You’ll not only know this song, you’ll play the embedded recording here over and over. Sadly, it’s the ONLY song that Carl Carlton ever recorded that you, or anyone, ever remembered.
When singer and blues, soul, and funk singer-songwriter Carl Carlton recorded Everlasting Love in 1974 he believed in his version of the song so much that he thought there’d be an endless string of other Carl Carlton hits to come for years to come.
He couldn’t have been more wrong.
Twenty two years old at the time, he had recorded previously, but they were bad tunes, and using the name Little Carl Carlton, leaning on the promotion genius of a misguided record producer that said the name and his vocal similarities would attract the same audience as Little Stevie Wonder, who was finding a huge audience at that time.
The problem was…Stevie Wonder had hit songs. Carlton did not. Born in Detroit on May 21, 1953, he grew up as the example of a talent that everyone said was destined for greatness, only greatness never looked his way. He grew up bouncing around between record labels and cities…and ironically did some work that became popular in Europe. But his music couldn’t get a sniff on stateside radio.
Then, in the fall of 1973, Carlton settled on a version of a Robert Knight tune entitled ‘Everlasting Love’, which he recognized as having many of the attributes contained in a popular and growing genre called ‘disco’. But again, no one else seemed to believe in his confidence, leaving Carlton to record the song himself in a rented studio in Nashville, Tennessee.
The tune was originally written by Buzz Cason and Mac Gayden, and recorded in 1967 by Knight, but without the driving beat that Carlton envisioned for his version. And one other thing…Carlton believed that overlying harmonies missing from the Knight version would create an intoxicating sound that listeners would recognize and come back to over and over – like the taste of chocolate. He nailed it.
Released on ABC Records in the fall of ’73 as the B-side of a single entitled I Wanna Be Your Main Squeeze, it was lost on listeners. But in July of the following summer, Carlton re-corded the song as an A-side single with disco style remix. It found instant popularity and steadily rose up the Billboard Hot 100 chart, peaking at #6. Carlton rose with it, appearing on the television dance shows to promote the record.

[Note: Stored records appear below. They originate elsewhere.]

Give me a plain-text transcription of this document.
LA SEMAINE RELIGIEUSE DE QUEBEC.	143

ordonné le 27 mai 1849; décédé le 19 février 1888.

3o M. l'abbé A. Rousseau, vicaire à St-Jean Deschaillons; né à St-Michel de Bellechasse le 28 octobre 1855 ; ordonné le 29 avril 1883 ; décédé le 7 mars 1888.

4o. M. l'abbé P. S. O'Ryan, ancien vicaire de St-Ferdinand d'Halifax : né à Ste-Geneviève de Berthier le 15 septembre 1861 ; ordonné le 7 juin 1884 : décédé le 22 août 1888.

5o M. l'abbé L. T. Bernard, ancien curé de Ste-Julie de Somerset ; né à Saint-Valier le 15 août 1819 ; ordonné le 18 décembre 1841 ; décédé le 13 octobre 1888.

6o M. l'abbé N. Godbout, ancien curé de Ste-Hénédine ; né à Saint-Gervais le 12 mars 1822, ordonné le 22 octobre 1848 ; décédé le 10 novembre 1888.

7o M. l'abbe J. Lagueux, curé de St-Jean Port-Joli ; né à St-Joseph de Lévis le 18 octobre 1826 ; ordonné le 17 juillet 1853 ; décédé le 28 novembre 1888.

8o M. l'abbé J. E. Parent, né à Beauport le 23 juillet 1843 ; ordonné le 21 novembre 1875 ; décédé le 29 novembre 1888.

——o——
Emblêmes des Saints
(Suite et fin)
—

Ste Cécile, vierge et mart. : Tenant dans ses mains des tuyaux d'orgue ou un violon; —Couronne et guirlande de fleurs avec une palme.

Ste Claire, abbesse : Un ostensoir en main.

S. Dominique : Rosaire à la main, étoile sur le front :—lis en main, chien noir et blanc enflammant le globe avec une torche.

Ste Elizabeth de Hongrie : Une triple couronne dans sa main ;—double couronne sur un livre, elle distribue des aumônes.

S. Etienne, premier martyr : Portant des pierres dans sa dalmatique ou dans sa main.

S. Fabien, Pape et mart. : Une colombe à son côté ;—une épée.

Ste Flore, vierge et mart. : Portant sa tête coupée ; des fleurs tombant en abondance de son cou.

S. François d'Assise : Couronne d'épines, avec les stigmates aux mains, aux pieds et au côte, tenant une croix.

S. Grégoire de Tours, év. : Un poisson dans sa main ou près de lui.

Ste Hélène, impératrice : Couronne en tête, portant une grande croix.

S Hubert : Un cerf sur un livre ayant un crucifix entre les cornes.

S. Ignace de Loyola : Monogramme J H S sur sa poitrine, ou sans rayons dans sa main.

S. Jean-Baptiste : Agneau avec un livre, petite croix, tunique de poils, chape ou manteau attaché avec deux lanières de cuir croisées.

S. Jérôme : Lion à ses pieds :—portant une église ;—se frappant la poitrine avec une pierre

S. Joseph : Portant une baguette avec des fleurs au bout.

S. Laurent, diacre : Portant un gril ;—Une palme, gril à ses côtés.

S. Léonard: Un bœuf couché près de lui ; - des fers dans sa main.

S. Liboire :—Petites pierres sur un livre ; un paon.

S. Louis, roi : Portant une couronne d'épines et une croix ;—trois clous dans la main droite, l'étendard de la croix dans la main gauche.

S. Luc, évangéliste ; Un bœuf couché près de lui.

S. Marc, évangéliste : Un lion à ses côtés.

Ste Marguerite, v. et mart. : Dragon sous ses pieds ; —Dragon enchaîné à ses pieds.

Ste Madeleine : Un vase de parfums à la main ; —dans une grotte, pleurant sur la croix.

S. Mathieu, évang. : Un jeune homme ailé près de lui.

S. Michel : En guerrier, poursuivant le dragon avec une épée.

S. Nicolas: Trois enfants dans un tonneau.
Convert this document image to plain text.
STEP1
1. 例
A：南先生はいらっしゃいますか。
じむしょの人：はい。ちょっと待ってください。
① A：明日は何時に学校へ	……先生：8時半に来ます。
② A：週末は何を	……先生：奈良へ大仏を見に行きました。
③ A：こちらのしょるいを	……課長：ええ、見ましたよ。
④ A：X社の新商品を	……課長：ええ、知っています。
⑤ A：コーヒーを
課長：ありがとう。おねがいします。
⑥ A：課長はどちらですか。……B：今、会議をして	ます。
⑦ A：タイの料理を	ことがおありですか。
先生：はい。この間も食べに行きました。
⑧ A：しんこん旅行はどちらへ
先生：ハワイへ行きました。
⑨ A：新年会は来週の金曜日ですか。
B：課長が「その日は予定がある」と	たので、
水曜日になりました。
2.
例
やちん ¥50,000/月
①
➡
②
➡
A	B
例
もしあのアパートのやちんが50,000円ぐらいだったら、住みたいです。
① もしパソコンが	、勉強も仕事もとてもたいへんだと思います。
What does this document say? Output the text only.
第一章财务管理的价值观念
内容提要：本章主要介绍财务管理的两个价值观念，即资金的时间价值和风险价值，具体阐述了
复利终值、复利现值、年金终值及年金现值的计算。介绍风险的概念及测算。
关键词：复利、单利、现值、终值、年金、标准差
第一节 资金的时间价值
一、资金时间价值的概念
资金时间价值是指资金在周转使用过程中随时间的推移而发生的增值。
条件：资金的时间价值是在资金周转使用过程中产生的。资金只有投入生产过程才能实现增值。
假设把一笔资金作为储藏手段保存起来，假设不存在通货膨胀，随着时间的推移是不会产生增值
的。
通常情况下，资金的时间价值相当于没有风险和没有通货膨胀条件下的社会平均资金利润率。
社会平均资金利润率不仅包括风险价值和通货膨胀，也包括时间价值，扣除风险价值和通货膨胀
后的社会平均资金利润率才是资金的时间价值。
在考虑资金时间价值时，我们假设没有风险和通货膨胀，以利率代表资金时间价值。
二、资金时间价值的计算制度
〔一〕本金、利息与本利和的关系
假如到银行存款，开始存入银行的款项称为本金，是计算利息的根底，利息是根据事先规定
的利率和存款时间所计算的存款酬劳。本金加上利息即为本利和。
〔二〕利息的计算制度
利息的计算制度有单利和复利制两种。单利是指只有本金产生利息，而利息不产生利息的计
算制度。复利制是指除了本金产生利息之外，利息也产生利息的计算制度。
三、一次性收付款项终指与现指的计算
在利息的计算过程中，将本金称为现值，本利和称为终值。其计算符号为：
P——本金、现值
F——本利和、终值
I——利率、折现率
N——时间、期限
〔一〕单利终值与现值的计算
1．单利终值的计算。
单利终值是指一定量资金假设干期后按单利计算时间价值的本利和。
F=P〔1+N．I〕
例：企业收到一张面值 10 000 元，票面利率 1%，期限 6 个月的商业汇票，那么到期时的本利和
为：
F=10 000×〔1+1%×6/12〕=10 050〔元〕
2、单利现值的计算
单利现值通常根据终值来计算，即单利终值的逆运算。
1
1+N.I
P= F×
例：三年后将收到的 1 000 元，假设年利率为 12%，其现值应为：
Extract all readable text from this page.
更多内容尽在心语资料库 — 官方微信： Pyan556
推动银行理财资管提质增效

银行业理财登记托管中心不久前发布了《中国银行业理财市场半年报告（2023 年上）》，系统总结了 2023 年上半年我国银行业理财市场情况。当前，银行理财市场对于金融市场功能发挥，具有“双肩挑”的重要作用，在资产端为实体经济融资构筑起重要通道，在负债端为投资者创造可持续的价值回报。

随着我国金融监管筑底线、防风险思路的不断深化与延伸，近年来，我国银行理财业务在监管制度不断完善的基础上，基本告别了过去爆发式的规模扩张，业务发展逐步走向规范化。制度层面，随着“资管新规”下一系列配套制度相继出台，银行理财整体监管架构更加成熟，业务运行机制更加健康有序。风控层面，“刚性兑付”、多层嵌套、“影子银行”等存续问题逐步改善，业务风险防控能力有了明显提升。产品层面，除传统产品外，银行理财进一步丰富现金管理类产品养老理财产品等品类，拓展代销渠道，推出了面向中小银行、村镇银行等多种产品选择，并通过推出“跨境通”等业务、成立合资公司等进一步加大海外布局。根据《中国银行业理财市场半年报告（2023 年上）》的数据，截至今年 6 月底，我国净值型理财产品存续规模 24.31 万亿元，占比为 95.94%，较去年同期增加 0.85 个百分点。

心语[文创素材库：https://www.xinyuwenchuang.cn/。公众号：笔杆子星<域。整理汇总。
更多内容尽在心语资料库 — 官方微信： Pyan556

He thought his name and music was destined for greatness, along with Stevie Wonder and The Jackson Five. Hardly! He recorded a number of albums, but just one other single, She’s A Bad Mama Jama, in 1981, that was curiously nominated for a grammy but had no lasting appeal.
From that point on he faded into obscurity – and today the subject of one of music’s best trivia questions. Ask…who recorded Everlasting Love, or what popular song did Carl Carlton record? You get a lot of shrugs and blank stares. No one knows.
They just love the song when they hear it…over and over and over!